Lifetime Citizen Portal Access — AI Briefings, Alerts & Unlimited Follows
PGCPS internal audit outlines FY25 accomplishments and FY26 plan, flags $5.9 million in school activity funds reviewed
Loading...
Summary
Dana Thorpe, director of PGCPS Office of Internal Audit, told the Board Audit Committee on Oct. 6 that the office issued 59 reports in fiscal 2025, received 559 hotline reports and reviewed about $5.9 million in assets—mostly school activity funds—and outlined a risk-based FY26 audit plan including follow-ups on procurement, transportation and HR.
Prince George's County Public Schools’ internal audit director presented the audit office’s fiscal 2025 accomplishments and a risk-based audit plan for fiscal 2026 at the Board of Education Audit Committee’s Oct. 6 meeting.
Dana Thorpe, director of the Office of Internal Audit, said the office issued 59 reports in fiscal 2025, received 559 hotline reports and examined roughly $5.9 million in assets that were subject to audit, the large majority of which Thorpe said related to school activity funds. "This gives us the authority and responsibility, as established by the Board of Education, to pretty much effectively do audits of the PGCPS," Thorpe said, citing the board policy that established the internal audit office.

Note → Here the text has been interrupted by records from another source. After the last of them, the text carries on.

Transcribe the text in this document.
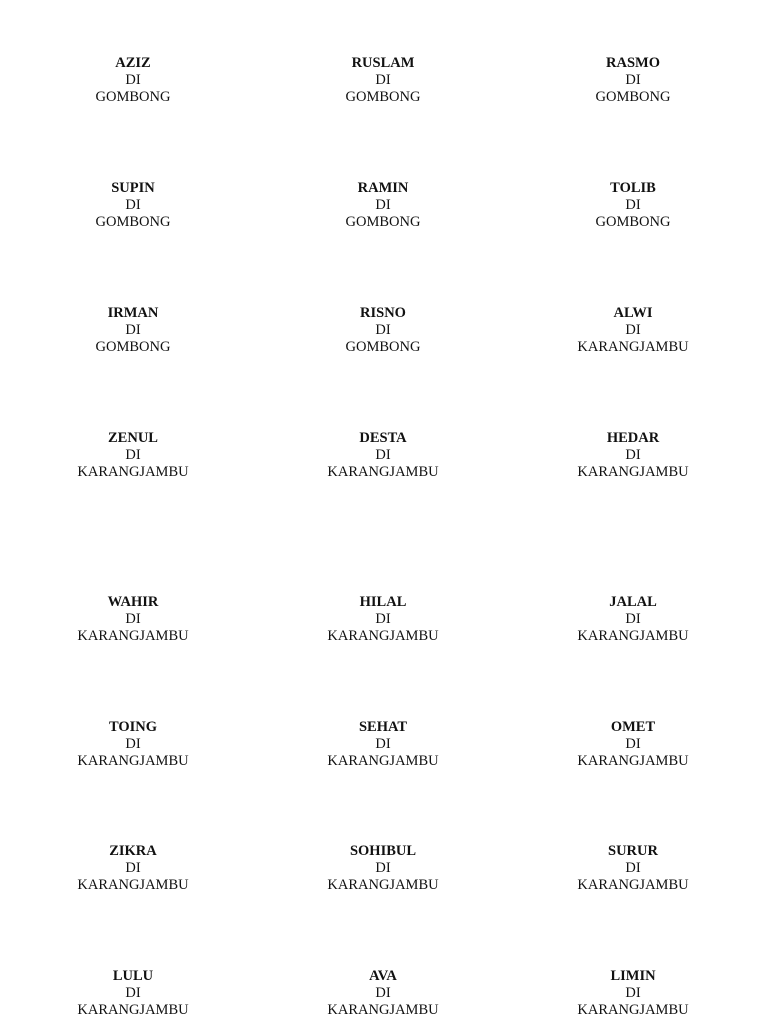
AZIZ
DI
GOMBONG
RUSLAM
DI
GOMBONG
RASMO
DI
GOMBONG
SUPIN
DI
GOMBONG
RAMIN
DI
GOMBONG
TOLIB
DI
GOMBONG
IRMAN
DI
GOMBONG
RISNO
DI
GOMBONG
ALWI
DI
KARANGJAMBU
ZENUL
DI
KARANGJAMBU
DESTA
DI
KARANGJAMBU
HEDAR
DI
KARANGJAMBU
WAHIR
DI
KARANGJAMBU
HILAL
DI
KARANGJAMBU
JALAL
DI
KARANGJAMBU
TOING
DI
KARANGJAMBU
SEHAT
DI
KARANGJAMBU
OMET
DI
KARANGJAMBU
ZIKRA
DI
KARANGJAMBU
SOHIBUL
DI
KARANGJAMBU
SURUR
DI
KARANGJAMBU
LULU
DI
KARANGJAMBU
AVA
DI
KARANGJAMBU
LIMIN
DI
KARANGJAMBU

Thorpe said the 59 reports included 28 school activity fund (SAF) audits, 19 investigative audits and 12 operational audits. The office said it applies a risk-based approach to selecting school activity fund audits and uses analytics to identify outliers.
Why it matters: The audit office provides oversight of the district’s financial reporting, internal controls and compliance with laws and regulations. Committee members and the public heard both a summary of completed work and the audit office’s priorities for the coming year, including planned follow-ups on prior audits and a district-wide risk assessment.
What the audit office reported and plans to do
Thorpe described the office’s reporting and professional standards, noting it reports directly to the Board of Education to meet government auditing standards’ independence requirements. She said internal audit provides an annual summary of significant findings and quarterly activity reports to the board and that the office maintains memberships in professional bodies including the Institute of Internal Auditors, the Association of Local Government Auditors and the National Association of State Auditors, Comptrollers and Treasurers.
For fiscal 2026 the office plans to prioritize: iExpense process reviews; SAF audit action-plan follow-ups at schools with prior findings; facility use request timelines; and a scheduled risk assessment (the previous risk assessment was completed in fiscal 2024 and the office intends to conduct one every two years). Thorpe said the risk assessment will gather input from internal and external stakeholders through questionnaires and interviews to identify the highest-priority audit areas.
Operational and technology audits singled out for FY26 include a mandated annual grade-validity audit required by the Maryland State Department of Education; follow-ups on the capital improvement program (a carryover), treasury operations, budget management, transportation and fleet management; reviews of purchasing and procurement processes; and audits of several information-technology systems—named by Thorpe as Zonar Systems, the eDocrina evaluation platform, Discoverer (a staffing/budget reporting application), a transportation clearinghouse and background-check systems including WebCRD and HROS.
Committee discussion and timing
Board member Felton Moss asked Thorpe to explain the $5.9 million in audited assets for the public. Thorpe said that figure is primarily the value of school activity funds reviewed and that some audits include monetary values outside SAFs but that "the large majority of that is all related to the amount that we looked at from a school activity fund standpoint." Chair Tiffany Anderful and other committee members welcomed the return of a district risk assessment and asked about the timeline; Thorpe estimated two to three months to carry out stakeholder questionnaires and interviews, due largely to scheduling.
Thorpe said the audit office dedicates about 30% of its hours to school activity fund audits, 30% to operational audits and 30% to technology audits, with the remaining time split among hotline investigations, special requests and audit assistance.
Next steps and schedule
Committee leadership outlined the Audit Committee’s meeting topics for the remainder of the school year: December will bring the capital improvement program operational audit findings and recommendations; February will include a transportation audit update and the semiannual internal audit work plan; April will bring the procurement audit; May will include work on on-site student records and privacy; and June will include an update from human resources on previously issued audits.
No formal committee votes were taken on audit recommendations at the Oct. 6 meeting; Thorpe will return to the committee with follow-up reports as audits are completed.